Tão viajados que eram e nunca tinham desfrutado de brinquedos de adultos na solidão do seu prazer. Pode mesmo dizer-se que já tinham feito de tudo um pouco, ou muito, a bem da verdade – ainda que isto não seja um confessionário –, mas sempre acompanhados, por vezes até, de grupos alargados de indivíduos de todas as pertinências sexuais. Nunca nenhum dos dois teve paciência para brincadeiras sexuais solitárias. A sua hiperatividade não permitia não terem com quem falar. Talvez por causa da necessidade ou da idade madura, ou apenas por ser isso mesmo, uma novidade, a coisa estava a funcionar para o casal de Carlotos. Tão bem, que já nem sentiam falta dos amantes de circunstância, nem mesmo dos fixos. Todos dispensados em prol da robótica. Era sinal destes tempos malucos e híper-qualquer-coisa, em que ambos se orgulhavam de ser progressistas. Quase mesmo futuristas. Isto é o futuro, pensavam afagando os seus caros brinquedos. Sim. Desde a versão inicial, já tinham feito vários upgrades, com materiais luxuosos, para os quais chamaram a intervenção de marcas muito trendy, e todos eles taylor made, para que se ‘encaixassem’ mais às suas necessidades e gostos.

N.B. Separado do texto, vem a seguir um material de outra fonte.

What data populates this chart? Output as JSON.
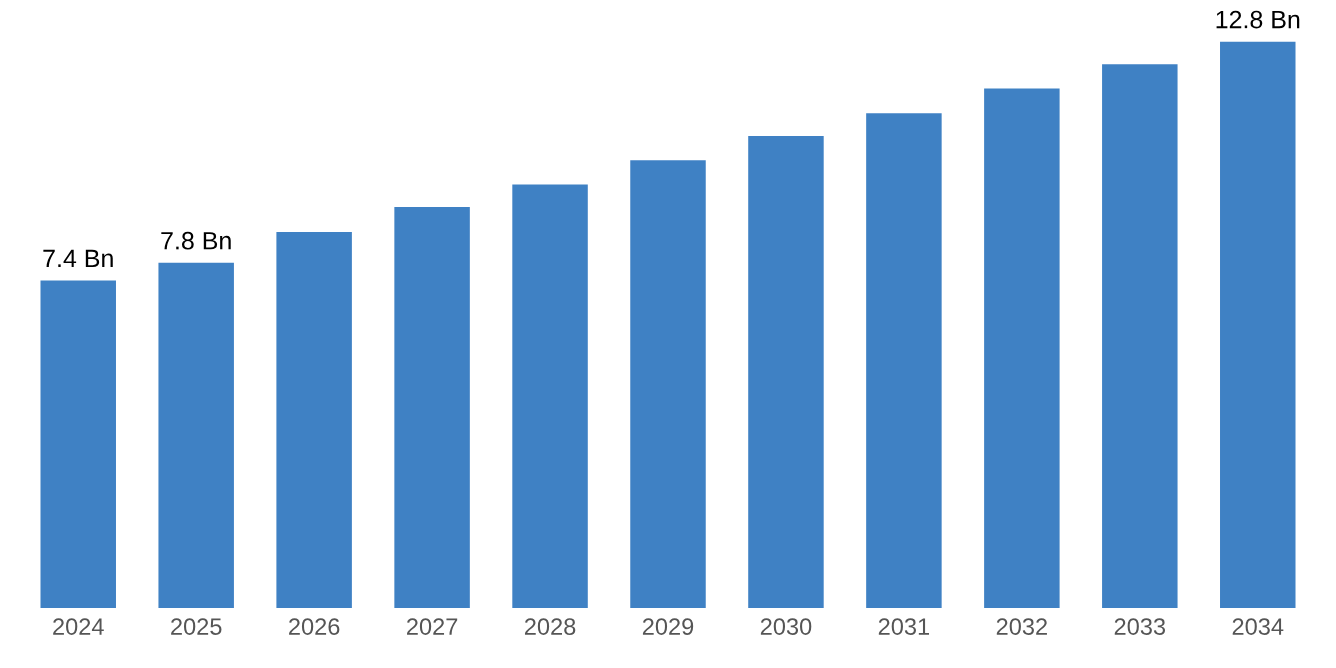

Um dia, fatídico e muito irritante, perderam-lhes as malas no aeroporto. Com elas, lá iam as suas joias mais prediletas. Forçados a pernoitar sem os seus habituais companheiros de atividade sexual, abriram de par em par as portas comunicantes da suite com dois quartos onde se tinham alojado, e lá se preparavam para uma adorável conchinha quando a coisa começou a rolar de forma abrupta e muito saborosa. Era a coisa ao natural e ao vivo. Estavam de volta enquanto casal sexual. Ficaram encantados e ainda mais apaixonados. “Life is back and sex is sex”, rejubilaram. Era a felicidade de sempre, ainda mais triunfante, ainda mais excitante e até, atreviam-se a sublinhar, ainda mais wild. Que extraordinário volte face. Passaram três dias enrolados numa ‘carlotice’ sem explicação, quando, da receção, avisam que as suas malas já estavam no hotel. Carlota e Carloto olharam-se profunda e apaixonadamente nos olhos um do outro. Beijaram-se docemente e ao de leve nos lábios acabados de pincelar com um bálsamo fantástico que prometia, além de hidratação, duplicar o volume da boca. Sem precisarem de trocar uma palavra que fosse, Carloto dirigiu-se ao seu quarto e trancou a porta comunicante. Os seus respetivos estavam de volta, os amantes tinham de se separar temporariamente. Reencontrar-se-iam à mesa do pequeno-almoço, claro está, onde comentariam o quanto a vida era bela. Não é, darlings?

Moral da história:

A vida pode ser entediante, mas tédio não é sinónimo de vida. Parta à aventura e nunca se fique pela ‘normalidade’. Isso é que não é normal, menos ainda desejável. Outra coisa, o óbvio e o preconceito são apenas invenções sem sentido.